Selain adanya kisah mengenai akhir dari sebuah hubungan, Midsommar juga memiliki tema keagamaan atau kepercayaan di dalamnya. Berbicara tentang film dan pembuat film yang menginspirasi tema tersebut dan berlatar di Swedia, Ingmar Bergman rasanya sudah jelas menjadi jawabannya.

“[Ingmar] Bergman adalah salah satu pahlawan saya. Saya mencintainya. Saya sangat mencintai karyanya dan selalu memikirkannya hanya karena saya sangat mencintainya,” jelasnya. “Film favorit saya sepanjang masa mungkin adalah Fanny dan Alexander. Namun sejujurnya, saya lebih memikirkan Bergman ketika membuat Hereditary dibanding ketika saya sedang membuat Midsommar.”

“Namun jelas Scenes from a Marriage ada dalam pikiran saya. Maksudnya bukan berarti saya selalu memikirkannya. Namun itu film akhir dari sebuah hubungan yang terbaik, tidak bisa melebihinya. Film itu mungkin memiliki naskah paling baik yang pernah saya temui dalam sebuah film juga. Monolognya adalah hal paling brutal di dunia ini.”

Midsommar memiliki momen-momen yang membangun akhir yang membersihkan jiwa sejak awalnya.
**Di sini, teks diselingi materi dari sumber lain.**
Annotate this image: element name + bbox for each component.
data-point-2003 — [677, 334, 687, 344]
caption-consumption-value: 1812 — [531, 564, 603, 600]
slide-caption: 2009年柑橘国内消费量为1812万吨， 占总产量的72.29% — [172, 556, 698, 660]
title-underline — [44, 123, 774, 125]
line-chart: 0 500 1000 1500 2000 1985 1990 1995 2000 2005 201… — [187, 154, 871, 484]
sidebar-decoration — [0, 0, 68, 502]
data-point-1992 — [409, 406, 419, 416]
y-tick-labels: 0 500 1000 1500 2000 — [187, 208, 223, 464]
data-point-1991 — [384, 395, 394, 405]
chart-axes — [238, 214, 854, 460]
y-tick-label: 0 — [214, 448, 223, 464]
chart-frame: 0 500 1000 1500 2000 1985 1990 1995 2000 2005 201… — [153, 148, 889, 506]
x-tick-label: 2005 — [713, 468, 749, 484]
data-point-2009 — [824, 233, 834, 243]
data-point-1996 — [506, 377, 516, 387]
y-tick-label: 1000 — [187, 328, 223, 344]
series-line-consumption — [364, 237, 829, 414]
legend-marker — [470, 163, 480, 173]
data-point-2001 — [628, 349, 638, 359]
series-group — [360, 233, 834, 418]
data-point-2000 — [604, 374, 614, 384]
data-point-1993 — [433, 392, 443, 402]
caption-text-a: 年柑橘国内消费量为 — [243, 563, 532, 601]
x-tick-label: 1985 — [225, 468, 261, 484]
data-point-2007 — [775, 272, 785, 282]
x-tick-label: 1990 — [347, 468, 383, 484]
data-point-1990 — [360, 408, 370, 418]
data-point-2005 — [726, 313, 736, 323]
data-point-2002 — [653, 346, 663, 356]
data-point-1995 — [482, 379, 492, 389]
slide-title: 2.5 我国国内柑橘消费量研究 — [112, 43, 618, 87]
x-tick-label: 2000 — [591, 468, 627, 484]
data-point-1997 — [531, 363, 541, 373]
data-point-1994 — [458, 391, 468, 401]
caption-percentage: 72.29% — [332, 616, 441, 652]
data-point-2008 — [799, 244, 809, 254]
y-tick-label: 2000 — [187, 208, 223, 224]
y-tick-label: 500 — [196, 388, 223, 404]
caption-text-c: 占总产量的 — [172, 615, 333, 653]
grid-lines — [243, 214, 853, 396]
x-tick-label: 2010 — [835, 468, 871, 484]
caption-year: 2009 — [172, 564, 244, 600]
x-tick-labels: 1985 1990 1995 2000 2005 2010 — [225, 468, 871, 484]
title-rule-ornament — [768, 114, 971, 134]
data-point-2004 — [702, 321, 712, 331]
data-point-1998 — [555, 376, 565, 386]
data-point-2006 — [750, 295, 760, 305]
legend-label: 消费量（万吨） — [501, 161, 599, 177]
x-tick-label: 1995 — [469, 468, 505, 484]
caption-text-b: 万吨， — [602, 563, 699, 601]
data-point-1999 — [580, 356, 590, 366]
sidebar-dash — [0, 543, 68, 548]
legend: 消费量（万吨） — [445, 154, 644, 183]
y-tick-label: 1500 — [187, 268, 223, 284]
Namun hanya terdapat beberapa film yang pernah memiliki arah jalan yang sama dan bagus seperti Dogville karya Lars von Trier. Film tersebut dibintangi oleh Nicole Kidman yang berperan sebagai seorang perempuan yang sedang bersembunyi dari kelompok gangster mengerikan. Ia kabur ke sebuah kota kecil di Rocky Mountains di mana ia sedikit demi sedikit didehumanisasi oleh penduduk setempat.

“Rasanya palsu jika saya mengatakan bahwa Dogville adalah film yang sering saya pikirkan ketika sedang membuat Midsommar,” ujar Ari Aster. “Namun pasti itu pengaruh yang tidak saya sadari. Karena apa yang telah film ini lakukan dengan katarsis adalah apa yang ingin saya lakukan dengan katarsis di film ini. Saya ingin membuatnya menjadi sebuah kebahagiaan. Saya ingin akhirnnya menjadi menyenangkan dan semacam memuaskan para penonton. Lalu kemudian di saat bersamaan saya ingin ini menjadi sesuatu yang rumit hingga harus ditandingi.”